Как-то раз они зашли в глухую улицу торговой части Лондона. Эта узкая улица была, что называется, очень спокойной, однако в течение недели на ней кипела торговля. Ее обитатели, по-видимому, жили недурно и надеялись со временем зажить еще лучше. Избыток доходов они тратили на украшение лавок, которые действительно казались приветливы и походили на ряд улыбающихся продавщиц. Даже в воскресенье, когда закрывались привлекательные витрины, улица представлялась красивой в сравнении со своими грязными соседками, и сияла, точно огонь в лесу. Она нравилась прохожему заново выкрашенными ставнями своих домов, хорошо вычищенной медной отделкой дверей и окон, вообще чистотой.
Идя по торговой улице в восточном направлении, прохожий мог заметить, что через два подъезда от угла левая линия ее домов прерывалась входом во двор, в глубине которого стояло мрачное, неуклюжее здание. В его фасаде, обращенном к улице, не блестело окон, и была только одна дверь; второй этаж представлял собой глухую, побуревшую от времени стену. Все здание носило на себе следы полного запустения. Входная дверь, без звонка или молота, сильно покоробилась и была покрыта пятнами. В ее нише ютились оборванцы, зажигавшие спички о ее порог; дети играли на ступенях, которые вели к ней; школьник пробовал нож на украшениях стен старого дома, и никто не прогонял этих случайных посетителей и не поправлял следов причиненной ими порчи.

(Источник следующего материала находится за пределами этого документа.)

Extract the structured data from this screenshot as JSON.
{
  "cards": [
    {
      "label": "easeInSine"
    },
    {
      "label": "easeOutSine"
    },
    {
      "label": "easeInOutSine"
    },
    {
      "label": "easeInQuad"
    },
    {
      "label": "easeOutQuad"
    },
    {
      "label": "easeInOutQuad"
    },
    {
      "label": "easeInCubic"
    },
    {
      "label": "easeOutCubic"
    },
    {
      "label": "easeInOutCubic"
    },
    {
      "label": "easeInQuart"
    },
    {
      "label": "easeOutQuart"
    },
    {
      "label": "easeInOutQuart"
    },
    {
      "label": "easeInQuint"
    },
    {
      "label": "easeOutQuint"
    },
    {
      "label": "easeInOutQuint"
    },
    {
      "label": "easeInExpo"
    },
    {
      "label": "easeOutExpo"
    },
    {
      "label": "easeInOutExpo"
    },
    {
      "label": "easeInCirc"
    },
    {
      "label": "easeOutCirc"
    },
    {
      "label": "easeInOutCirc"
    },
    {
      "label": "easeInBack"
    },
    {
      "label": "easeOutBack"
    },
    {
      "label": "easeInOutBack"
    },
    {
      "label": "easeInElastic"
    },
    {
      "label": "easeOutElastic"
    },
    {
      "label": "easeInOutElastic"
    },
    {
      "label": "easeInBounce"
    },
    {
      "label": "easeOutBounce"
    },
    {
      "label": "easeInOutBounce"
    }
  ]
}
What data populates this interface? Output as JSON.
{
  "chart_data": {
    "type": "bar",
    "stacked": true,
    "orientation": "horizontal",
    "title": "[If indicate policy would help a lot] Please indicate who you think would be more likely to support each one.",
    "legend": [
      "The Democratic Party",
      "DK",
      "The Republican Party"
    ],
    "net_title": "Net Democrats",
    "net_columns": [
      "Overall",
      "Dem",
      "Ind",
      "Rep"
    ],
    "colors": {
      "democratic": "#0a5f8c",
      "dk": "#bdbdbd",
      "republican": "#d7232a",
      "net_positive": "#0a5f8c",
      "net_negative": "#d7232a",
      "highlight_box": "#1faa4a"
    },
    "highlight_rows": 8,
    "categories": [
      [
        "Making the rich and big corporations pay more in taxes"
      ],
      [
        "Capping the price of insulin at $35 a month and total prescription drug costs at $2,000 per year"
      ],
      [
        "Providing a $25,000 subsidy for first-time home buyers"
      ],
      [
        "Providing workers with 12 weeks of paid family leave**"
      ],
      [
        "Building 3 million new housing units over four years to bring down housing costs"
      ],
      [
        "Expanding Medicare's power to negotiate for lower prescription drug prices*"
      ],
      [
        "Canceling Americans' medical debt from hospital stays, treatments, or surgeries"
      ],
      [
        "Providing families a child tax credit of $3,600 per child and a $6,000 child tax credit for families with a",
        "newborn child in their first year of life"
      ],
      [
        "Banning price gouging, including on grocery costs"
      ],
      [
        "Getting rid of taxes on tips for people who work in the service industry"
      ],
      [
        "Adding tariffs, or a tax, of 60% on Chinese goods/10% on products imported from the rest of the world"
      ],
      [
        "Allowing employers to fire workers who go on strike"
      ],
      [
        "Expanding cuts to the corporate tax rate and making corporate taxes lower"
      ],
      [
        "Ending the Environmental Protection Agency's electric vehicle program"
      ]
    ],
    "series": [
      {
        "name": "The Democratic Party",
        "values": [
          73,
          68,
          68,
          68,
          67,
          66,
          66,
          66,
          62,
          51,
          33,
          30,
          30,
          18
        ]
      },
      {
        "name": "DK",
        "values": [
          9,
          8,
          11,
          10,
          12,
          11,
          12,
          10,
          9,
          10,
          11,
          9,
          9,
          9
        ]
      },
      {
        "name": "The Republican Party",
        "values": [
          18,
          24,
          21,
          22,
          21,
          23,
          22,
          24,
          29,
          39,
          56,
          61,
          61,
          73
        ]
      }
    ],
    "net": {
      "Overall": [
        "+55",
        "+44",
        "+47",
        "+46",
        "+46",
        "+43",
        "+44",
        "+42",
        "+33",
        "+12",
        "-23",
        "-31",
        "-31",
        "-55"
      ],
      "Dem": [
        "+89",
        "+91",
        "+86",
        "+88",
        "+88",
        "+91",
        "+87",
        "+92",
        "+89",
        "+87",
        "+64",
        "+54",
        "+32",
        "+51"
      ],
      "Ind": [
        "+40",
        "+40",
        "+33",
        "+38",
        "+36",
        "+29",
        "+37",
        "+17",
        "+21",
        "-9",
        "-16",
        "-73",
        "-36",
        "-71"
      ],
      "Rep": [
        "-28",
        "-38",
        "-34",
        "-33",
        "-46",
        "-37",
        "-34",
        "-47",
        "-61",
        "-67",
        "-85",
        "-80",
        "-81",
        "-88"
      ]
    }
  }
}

Мистер Энфильд и адвокат были на другой стороне улицы, но когда они поравнялись со входом во двор, Энфильд указал тростью на мрачный дом и спросил:
– Замечали ли вы когда-нибудь эту дверь?
Утерсон ответил утвердительно, и Энфильд прибавил:
– В моем уме она соединяется с очень странной историей.
– Неужели? – сказал Утерсон слегка изменившимся голосом. – А в чем дело?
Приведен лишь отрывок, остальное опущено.